Believe it or not, biofuels are still a big deal when it comes to developing and producing sustainable transportation. Granted, today’s press is all about electrification, but in truth there are just as many commercial producers interested in working on biomass fueled ICE’s as there are who are interested in plugging in, and as a practical matter, the approach to sustainability seems to make a whole lot more sense.
That said, there is sustainability and then there’s sustainability, as recently illustrated by an alternative transportation approach delivered by the folks at Hormel. Yes; that’s right, the meat people, and in this particular case, pork.
It seems that a group of enterprising thinkers at the company realized that port fat offered a host of fuel opportunities, so they set out to see if the premise was viable.
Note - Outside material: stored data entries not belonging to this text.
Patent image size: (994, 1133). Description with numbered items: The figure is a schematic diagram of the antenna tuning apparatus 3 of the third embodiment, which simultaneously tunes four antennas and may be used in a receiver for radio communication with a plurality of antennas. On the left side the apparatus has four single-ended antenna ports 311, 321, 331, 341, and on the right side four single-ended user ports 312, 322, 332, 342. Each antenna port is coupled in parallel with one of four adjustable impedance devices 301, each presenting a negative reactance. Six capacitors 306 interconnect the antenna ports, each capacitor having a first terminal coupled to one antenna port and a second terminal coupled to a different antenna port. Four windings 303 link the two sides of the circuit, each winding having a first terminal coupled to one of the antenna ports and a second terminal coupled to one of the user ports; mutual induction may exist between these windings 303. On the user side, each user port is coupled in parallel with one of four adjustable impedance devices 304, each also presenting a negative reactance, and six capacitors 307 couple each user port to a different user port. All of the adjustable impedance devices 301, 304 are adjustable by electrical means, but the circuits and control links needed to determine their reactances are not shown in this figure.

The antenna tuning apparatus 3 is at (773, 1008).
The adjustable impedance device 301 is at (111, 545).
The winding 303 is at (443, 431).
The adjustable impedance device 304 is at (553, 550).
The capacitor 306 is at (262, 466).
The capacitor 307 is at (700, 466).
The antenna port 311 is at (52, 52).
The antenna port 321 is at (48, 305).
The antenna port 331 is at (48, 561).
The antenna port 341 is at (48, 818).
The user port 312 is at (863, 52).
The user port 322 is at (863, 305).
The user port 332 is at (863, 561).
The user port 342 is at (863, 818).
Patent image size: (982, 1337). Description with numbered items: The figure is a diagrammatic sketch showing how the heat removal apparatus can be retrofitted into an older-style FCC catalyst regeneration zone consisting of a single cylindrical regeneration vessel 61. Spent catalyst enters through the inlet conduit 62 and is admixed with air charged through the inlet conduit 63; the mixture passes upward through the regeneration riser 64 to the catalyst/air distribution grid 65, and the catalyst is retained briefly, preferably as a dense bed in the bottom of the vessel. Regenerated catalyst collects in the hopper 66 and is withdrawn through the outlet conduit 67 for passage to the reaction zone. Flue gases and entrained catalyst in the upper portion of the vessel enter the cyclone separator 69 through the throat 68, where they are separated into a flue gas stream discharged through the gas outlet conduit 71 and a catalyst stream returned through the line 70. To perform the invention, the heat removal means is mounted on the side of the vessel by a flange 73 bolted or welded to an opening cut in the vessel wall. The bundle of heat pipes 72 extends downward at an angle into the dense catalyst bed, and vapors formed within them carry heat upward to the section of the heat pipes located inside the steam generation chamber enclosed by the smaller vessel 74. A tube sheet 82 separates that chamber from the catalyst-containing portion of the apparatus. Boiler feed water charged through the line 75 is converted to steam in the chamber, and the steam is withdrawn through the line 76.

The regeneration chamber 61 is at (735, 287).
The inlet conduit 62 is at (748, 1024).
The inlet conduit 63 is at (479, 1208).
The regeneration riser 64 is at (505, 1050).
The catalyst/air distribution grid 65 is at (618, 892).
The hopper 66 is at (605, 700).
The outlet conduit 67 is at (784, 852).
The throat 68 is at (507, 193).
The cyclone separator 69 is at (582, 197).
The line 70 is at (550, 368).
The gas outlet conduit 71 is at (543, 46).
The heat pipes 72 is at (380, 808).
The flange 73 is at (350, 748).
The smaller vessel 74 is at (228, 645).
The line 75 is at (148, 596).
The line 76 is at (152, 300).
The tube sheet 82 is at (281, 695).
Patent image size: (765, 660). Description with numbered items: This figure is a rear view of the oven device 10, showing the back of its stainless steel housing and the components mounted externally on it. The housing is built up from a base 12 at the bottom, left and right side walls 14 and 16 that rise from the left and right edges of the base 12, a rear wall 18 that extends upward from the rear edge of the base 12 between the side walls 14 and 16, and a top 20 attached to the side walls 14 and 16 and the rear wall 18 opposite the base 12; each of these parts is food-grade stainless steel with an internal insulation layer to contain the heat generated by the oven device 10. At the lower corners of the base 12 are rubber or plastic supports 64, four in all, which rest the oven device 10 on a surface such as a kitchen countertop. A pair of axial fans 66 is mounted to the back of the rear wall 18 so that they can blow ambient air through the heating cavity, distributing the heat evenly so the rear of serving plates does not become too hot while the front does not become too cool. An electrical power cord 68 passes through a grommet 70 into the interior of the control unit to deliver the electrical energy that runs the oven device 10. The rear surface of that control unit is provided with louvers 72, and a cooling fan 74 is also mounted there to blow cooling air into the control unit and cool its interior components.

Consequently, what they ultimately came up with was the ‘porkcycle;’ and I have to say that the whole approach is as interesting as it’s fragrant.
Based on a Netherlands-produced EVA Products T-800 diesel motorcycle engine, the powerplant is integrated within a proprietary frame design, and mated with a constant velocity transmission (CVT). All together the powertrain creates about 45 HP and 100 nanometers worth of torque. However, Hormel converted the original fuel type to pork power, and according to those who have ridden the bike, the difference from crude to fat has been almost seamless; with the exception of the smell of course.
“The exhaust smells like bacon,” said a Hormel spokesperson. “So, when we cruise past you, you’ll thank us. If there were a bacon biodiesel tanker spill in the ocean, the fuel would be safe and mouthwatering fish food.”
At the end of the day, the entire effort was driven by a new advertising program for Hormel’s Black Label Bacon, but who cares; if it smells like bacon no one is going to complain – except a vegan, of course.